G.: Eh ma secondo me qua c’è sia la separazione che in più, mmmm…in un certo senso mi sembra ipocrita perché c’è sia la separazione che al contempo il fatto

che è sempre più ingloba…inglobato nella città, quindi nell’urbe che alla fine lo sta quasi mangiando, perché hai qui dietro, vedi qua i pali, qui dietro c’è la ferrovia, quindi passa il treno e senti il rumore del treno e non so come facciano quelli che hanno i loculi qui…

M.: Non hanno il raccoglimento che hanno quelli dalle altre parti.

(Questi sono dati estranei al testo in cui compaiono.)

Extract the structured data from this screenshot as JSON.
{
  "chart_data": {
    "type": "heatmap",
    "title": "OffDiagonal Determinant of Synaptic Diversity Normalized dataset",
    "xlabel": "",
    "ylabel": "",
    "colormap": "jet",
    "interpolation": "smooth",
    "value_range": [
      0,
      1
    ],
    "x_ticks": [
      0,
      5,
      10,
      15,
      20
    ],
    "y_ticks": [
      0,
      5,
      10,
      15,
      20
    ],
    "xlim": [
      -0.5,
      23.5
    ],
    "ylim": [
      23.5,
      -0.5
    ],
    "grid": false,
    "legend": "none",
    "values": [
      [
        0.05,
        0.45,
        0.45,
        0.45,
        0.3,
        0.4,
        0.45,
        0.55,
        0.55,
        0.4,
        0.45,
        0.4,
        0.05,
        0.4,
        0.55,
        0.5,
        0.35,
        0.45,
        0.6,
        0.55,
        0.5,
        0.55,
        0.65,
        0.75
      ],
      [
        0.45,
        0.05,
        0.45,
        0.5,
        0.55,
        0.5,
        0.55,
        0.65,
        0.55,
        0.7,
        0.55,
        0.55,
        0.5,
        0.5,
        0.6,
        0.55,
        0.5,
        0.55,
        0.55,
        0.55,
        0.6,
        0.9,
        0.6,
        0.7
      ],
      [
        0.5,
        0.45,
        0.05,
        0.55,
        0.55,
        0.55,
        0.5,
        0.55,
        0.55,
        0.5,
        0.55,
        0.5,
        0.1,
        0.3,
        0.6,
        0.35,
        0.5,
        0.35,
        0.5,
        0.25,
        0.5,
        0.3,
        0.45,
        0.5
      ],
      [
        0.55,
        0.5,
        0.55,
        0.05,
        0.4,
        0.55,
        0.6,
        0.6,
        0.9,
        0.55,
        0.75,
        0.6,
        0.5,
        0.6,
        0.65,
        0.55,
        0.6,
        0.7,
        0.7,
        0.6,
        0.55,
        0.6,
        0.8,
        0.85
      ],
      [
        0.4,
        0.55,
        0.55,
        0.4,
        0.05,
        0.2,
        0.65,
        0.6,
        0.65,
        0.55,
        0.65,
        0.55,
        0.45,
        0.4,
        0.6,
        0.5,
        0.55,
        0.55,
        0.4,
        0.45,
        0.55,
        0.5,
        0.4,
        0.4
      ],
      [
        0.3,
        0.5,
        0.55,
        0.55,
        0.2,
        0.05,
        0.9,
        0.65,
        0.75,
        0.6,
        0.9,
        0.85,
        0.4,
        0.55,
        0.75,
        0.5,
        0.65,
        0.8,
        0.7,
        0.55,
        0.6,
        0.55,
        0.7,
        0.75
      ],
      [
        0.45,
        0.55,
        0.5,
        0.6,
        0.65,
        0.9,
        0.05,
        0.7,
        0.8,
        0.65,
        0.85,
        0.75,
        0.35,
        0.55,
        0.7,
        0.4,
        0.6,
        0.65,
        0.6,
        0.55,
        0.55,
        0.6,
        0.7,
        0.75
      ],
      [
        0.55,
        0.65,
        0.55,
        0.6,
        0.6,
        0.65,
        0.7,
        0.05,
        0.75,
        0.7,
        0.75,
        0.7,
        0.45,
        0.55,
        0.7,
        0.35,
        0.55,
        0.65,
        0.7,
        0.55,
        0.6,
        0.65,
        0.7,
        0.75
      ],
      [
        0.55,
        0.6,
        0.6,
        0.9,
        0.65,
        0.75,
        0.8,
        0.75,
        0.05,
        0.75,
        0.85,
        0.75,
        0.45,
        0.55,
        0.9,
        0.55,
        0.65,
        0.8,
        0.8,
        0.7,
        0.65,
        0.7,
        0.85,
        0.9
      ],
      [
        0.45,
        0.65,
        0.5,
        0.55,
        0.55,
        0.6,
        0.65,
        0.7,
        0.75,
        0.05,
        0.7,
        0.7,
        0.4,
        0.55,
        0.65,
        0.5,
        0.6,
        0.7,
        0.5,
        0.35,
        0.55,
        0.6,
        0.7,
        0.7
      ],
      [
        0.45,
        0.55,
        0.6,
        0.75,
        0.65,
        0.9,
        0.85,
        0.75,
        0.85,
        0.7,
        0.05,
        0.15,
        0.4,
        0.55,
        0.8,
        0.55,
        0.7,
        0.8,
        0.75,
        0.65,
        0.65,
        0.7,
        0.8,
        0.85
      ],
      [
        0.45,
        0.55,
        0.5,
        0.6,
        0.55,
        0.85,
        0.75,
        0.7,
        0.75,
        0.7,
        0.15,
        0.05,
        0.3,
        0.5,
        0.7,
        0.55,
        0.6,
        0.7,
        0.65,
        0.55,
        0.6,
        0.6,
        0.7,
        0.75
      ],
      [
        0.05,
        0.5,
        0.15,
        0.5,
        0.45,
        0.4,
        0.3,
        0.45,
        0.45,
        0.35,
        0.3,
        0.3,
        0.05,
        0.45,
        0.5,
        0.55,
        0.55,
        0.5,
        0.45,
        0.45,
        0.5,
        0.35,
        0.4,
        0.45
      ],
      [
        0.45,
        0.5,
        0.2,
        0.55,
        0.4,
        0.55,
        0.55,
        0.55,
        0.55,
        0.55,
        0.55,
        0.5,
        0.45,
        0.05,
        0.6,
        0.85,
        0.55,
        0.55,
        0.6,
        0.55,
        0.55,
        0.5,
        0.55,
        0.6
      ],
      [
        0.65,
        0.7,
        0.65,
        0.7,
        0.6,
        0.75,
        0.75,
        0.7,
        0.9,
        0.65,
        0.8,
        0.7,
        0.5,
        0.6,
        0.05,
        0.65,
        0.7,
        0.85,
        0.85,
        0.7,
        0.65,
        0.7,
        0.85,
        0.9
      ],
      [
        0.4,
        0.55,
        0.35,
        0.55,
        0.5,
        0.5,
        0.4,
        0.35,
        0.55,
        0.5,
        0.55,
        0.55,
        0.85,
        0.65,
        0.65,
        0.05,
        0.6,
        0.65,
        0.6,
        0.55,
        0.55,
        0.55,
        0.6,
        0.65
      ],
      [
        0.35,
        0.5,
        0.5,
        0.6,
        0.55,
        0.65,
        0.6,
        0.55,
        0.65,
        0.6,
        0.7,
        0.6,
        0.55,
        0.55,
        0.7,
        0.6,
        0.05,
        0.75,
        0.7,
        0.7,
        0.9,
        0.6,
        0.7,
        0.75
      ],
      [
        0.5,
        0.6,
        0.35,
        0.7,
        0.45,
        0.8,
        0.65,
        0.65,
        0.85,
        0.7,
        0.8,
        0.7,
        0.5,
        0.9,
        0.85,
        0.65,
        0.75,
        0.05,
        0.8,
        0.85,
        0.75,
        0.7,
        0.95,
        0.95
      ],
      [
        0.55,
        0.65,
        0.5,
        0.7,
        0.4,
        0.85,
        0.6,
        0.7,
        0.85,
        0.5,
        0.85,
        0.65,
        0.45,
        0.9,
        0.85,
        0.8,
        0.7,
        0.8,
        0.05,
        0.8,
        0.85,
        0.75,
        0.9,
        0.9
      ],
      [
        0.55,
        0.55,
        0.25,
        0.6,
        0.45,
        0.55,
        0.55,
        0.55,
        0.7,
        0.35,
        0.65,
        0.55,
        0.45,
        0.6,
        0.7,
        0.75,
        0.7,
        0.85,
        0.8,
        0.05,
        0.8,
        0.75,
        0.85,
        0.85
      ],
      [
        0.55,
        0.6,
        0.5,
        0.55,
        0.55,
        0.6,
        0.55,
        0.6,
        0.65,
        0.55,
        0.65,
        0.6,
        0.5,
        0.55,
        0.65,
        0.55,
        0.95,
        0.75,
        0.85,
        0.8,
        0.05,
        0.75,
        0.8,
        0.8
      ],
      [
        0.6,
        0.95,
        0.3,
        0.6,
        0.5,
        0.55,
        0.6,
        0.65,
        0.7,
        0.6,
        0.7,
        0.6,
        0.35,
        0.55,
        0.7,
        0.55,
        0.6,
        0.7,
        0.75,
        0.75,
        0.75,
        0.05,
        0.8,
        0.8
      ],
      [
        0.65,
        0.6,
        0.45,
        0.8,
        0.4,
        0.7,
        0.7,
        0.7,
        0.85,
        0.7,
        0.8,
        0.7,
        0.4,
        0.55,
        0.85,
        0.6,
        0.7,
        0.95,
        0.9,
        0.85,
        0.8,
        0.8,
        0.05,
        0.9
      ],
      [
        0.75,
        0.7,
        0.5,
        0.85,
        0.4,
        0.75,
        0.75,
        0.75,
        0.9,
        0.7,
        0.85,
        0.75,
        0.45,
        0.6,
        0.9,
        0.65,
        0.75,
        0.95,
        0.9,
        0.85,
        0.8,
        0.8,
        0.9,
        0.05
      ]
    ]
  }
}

G.: Certamente, no? E lo stesso tutti quelli che…se vuoi ci avviciniamo un po’…tutti quelli che sono da quella parte non so, hanno lo strombazzare dei camion, però… parlando anche con altre persone dicevano eh no secondo me è normale perché comunque sei in una città e nessuno pretende che tu sia nel silenzio della campagna…

M.: Sì anche questo cambia da luogo a luogo, il cittadino di Mestre ha sempre conosciuto questo cimitero, con queste cose che gli stanno intorno, quindi lo assume come normale, la Veronica di turno che arriva dal paesetto di campagna lo vede come una cosa allucinante…cioè è questione di formazione, secondo me…

G.: Sì anche se in realtà era la Veronica che mi diceva è normale! [Scoppio a ridere.]